Ein Transistor ist ein aktives Halbleiterbauelement, das als Schalter oder kontinuierlich einstellbares Verstärkungselement wirkt. Er bildet die zentrale Funktionseinheit moderner integrierter Schaltungen und bestimmt damit maßgeblich die Anforderungen an Werkstoffe und Fertigungsprozesse.

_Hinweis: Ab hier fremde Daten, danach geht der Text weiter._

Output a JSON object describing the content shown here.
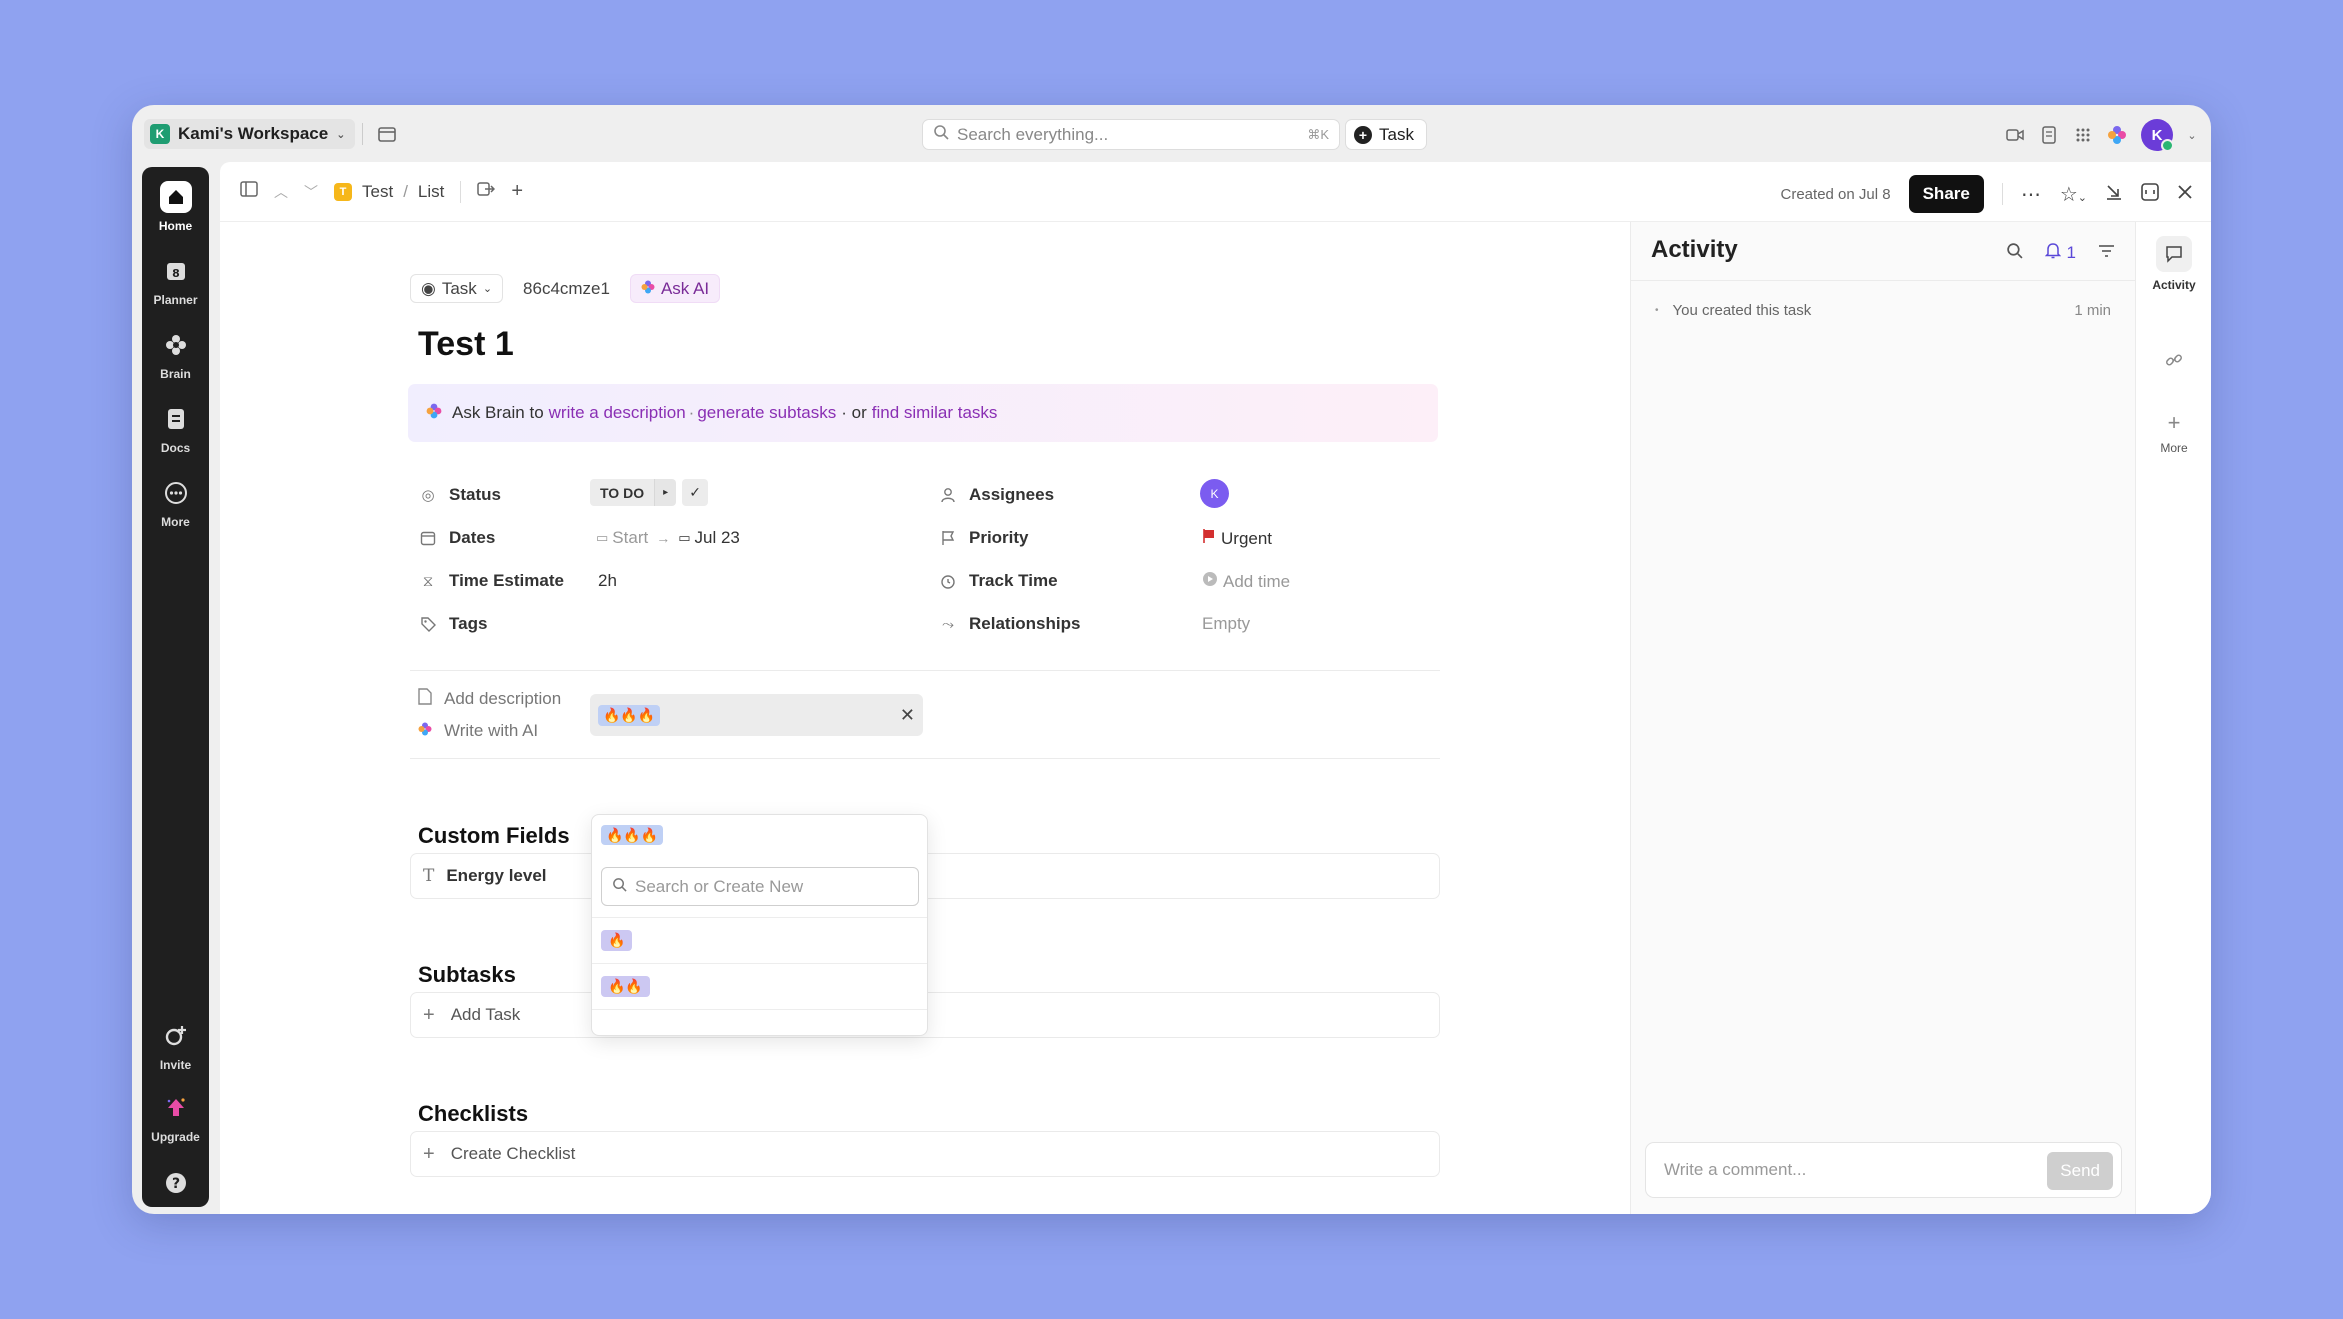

Werkstoffwissenschaftlich basiert der Transistor auf gezielt dotierten Halbleitern (klassisch Si, zunehmend auch Ge, SiGe, III-V-Verbindungen, Metalloxide oder organische Halbleiter). Durch p- und n-Dotierung werden Raumladungszonen und Potentialsperren erzeugt, deren Modulation den Ladungstransport steuert. Grenzflächenqualität, Defektdichte, Verspannung und Kristallorientierung beeinflussen entscheidend die Ladungsträgerbeweglichkeit und die Zuverlässigkeit.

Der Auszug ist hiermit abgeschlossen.